Ritorno a cavalcare l’onda dei ricordi dopo una decina d’anni. Allora era un motivo elegiaco a spingermi; c’era da festeggiare un’impresa incredibile che dava lustro ad un blasone per troppo tempo rimasto al palo. Ma no, il solito decennio passato a raccattare illusioni, occasioni mancate di un soffio ma pur sempre svanite. Come allora adesso riprende l’entusiasmo, la “febbre bianca” che Luce ha riacceso, con i suoi proclami, le sue azioni, la sua organizzata ambizione.
Mi passano allora per la mente i Padovani e Rossi, i Di Mauro e Malvestiti, i Villa, Lunerti, Mariani, Santin, Griffi, Eco, Pappalettera, Genisio… i tanti personaggi di una storia che vuole rinverdirsi nei De Liguori, Stendardo, Meloni prossimi venturi.
Da cosa inizio?
I primi ricordi sono quelli di un campetto senza tribune (il “Formisano”), con una rete di recinzione precaria e la stretta di mano di mio padre che tentava di seguire le evoluzioni di una squadra bianco scudata senza perdermi d’occhio. “Palett” sentii ad un tratto gridare: era un tiro ben indirizzato di Manfredi (?) che finiva sul palo a completamento di una “folata” offensiva.
Erano bianchi targati Torrese che facevano rinascere il calcio a Torre nel dopoguerra ed era una compagine che si manteneva sul contributo dei tifosi.

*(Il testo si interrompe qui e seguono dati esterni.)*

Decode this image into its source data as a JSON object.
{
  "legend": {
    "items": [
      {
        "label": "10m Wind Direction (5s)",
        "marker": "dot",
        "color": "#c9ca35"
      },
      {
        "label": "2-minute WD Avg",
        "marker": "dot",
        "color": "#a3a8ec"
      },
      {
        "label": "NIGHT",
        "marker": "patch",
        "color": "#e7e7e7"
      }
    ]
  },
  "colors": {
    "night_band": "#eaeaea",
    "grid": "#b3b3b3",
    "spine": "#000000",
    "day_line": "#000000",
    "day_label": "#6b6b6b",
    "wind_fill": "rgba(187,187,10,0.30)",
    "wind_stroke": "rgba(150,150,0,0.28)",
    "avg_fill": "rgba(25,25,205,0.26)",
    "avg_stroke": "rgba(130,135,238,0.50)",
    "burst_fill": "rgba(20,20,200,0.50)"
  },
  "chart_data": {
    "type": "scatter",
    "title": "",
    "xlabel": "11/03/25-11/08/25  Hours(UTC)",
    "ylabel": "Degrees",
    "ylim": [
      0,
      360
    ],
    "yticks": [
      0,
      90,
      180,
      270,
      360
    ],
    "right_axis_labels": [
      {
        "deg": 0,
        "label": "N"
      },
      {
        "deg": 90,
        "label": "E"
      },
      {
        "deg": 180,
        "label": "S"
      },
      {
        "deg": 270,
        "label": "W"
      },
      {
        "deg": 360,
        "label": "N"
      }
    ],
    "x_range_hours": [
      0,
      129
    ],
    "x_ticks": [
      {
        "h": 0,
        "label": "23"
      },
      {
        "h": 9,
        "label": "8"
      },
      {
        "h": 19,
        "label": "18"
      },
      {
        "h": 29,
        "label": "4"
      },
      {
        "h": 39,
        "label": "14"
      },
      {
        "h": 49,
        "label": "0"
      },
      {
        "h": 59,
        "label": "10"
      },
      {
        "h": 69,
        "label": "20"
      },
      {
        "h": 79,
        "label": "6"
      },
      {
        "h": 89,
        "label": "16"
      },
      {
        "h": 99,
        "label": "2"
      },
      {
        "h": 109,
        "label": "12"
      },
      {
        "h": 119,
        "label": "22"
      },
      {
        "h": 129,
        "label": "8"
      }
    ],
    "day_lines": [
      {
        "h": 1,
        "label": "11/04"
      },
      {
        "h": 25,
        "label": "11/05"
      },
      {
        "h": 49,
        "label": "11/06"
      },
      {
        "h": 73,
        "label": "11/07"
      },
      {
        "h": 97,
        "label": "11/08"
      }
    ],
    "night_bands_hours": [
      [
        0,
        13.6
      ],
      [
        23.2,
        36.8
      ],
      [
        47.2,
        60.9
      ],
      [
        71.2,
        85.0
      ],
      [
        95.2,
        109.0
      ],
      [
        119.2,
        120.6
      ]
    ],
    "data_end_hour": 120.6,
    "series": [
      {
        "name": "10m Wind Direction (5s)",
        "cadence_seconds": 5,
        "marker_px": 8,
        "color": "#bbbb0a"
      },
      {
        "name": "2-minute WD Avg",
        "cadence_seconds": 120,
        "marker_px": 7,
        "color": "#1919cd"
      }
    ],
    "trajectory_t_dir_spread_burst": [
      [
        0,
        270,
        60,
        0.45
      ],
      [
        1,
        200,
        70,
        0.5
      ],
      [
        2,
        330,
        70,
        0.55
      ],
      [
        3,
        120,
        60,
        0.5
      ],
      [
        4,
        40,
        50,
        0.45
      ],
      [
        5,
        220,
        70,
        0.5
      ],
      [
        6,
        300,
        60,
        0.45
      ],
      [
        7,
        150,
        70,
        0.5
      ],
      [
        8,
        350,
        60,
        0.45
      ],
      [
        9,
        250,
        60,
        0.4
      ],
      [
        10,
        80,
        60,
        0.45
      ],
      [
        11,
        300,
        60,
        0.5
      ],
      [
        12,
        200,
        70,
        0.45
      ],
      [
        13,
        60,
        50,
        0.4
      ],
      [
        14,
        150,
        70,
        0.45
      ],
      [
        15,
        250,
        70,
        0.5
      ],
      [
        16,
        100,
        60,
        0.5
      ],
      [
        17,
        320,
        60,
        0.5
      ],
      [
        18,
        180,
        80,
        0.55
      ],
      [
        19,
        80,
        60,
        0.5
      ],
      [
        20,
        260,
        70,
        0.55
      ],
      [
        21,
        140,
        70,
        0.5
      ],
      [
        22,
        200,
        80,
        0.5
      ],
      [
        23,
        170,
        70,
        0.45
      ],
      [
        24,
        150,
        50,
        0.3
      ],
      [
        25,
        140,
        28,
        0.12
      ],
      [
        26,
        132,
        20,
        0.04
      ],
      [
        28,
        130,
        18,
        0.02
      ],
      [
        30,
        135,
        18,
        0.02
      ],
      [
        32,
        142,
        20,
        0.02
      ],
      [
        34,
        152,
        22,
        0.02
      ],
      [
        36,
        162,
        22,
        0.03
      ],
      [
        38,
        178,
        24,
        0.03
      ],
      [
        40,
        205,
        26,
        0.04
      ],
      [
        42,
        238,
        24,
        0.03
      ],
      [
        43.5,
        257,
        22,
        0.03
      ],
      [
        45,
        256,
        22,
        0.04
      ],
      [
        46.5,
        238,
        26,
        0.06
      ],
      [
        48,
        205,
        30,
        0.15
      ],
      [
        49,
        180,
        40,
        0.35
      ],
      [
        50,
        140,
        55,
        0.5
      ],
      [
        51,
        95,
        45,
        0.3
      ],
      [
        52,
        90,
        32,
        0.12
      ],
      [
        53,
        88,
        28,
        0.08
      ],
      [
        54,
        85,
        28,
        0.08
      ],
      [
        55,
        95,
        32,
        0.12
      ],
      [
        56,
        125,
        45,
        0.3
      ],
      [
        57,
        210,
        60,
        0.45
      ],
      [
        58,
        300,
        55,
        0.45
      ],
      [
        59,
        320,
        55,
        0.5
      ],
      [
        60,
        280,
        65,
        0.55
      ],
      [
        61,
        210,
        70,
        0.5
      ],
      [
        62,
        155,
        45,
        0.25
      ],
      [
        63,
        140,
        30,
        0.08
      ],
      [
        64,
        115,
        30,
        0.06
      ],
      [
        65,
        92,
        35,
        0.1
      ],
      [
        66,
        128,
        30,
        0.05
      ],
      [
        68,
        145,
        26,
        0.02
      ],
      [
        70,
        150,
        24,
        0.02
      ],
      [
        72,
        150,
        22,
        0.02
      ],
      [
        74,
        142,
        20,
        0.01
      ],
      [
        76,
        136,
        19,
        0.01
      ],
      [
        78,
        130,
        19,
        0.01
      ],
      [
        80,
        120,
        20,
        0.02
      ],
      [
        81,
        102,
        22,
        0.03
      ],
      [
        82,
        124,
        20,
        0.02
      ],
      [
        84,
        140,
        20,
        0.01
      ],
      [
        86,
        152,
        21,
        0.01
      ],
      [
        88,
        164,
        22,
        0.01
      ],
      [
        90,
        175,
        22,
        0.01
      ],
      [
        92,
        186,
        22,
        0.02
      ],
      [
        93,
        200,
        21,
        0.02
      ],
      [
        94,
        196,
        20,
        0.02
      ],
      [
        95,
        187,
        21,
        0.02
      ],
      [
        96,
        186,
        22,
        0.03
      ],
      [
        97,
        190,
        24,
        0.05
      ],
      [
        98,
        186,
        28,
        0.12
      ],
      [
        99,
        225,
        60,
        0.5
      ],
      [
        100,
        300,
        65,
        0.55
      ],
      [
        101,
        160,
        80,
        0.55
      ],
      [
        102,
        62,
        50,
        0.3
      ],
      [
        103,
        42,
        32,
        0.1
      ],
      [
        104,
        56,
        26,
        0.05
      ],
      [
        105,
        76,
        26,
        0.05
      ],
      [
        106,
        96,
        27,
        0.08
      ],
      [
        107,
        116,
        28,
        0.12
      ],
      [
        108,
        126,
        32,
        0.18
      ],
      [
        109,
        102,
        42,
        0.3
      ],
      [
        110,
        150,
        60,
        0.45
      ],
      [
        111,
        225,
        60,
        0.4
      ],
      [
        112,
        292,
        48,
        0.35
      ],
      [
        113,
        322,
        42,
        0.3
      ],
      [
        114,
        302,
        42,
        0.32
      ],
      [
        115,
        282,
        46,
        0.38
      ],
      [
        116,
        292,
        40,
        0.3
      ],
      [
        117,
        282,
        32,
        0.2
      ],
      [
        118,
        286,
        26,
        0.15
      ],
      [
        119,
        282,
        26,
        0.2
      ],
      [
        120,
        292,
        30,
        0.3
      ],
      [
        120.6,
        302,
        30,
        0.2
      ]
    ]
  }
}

Ricordo i pranzi a casa mia non certo “luculliani” ma, per così dire, di “solidarietà” per atleti che portavano il nome ai più sconosciuti di Gho e Sampietro, sbarcati a Torre non so bene da quali lidi, dalle dubbie capacità tecniche ma dalla …fame sicura.
Poi ricordo l’inaugurazione del Comunale, la festa con il Cirio e l’ennesimo ritorno a casa dopo l’esilio al “Bellucci” di Pompei.
I ricordi scorrono veloci e mi portano al Savoia delle finali del campionato dilettanti con Cavese e Caivanese, prima allenato da Pesaola e poi dai subentranti Spartano e Lopez, che intraprese un percorso virtuoso passato attraverso le meraviglie dei Boesso, Bertossi, Da Dalto…Padovani, che un manipolo di pazzi capitanati dall’Avv. Lello Pagano era riuscito a mettere su tra mille difficoltà ma con la consapevolezza che sarebbe stato seguito dai tanti torresi assetati di Savoia.
Mi fermo, macchè, devo ricordare il Savoia di Prisco, Decina, quello dei Farinelli e quello dei Russo ed anche dei Moxedano, anche se mi verrebbe voglia di cancellare questi ultimi dai miei ricordi per come si sono comportati e per le macerie che hanno lasciato da cui solo ora ci risolleviamo.
C’è davvero tanto da raccontare e cercherò di farlo se mi si darà ancora spazio.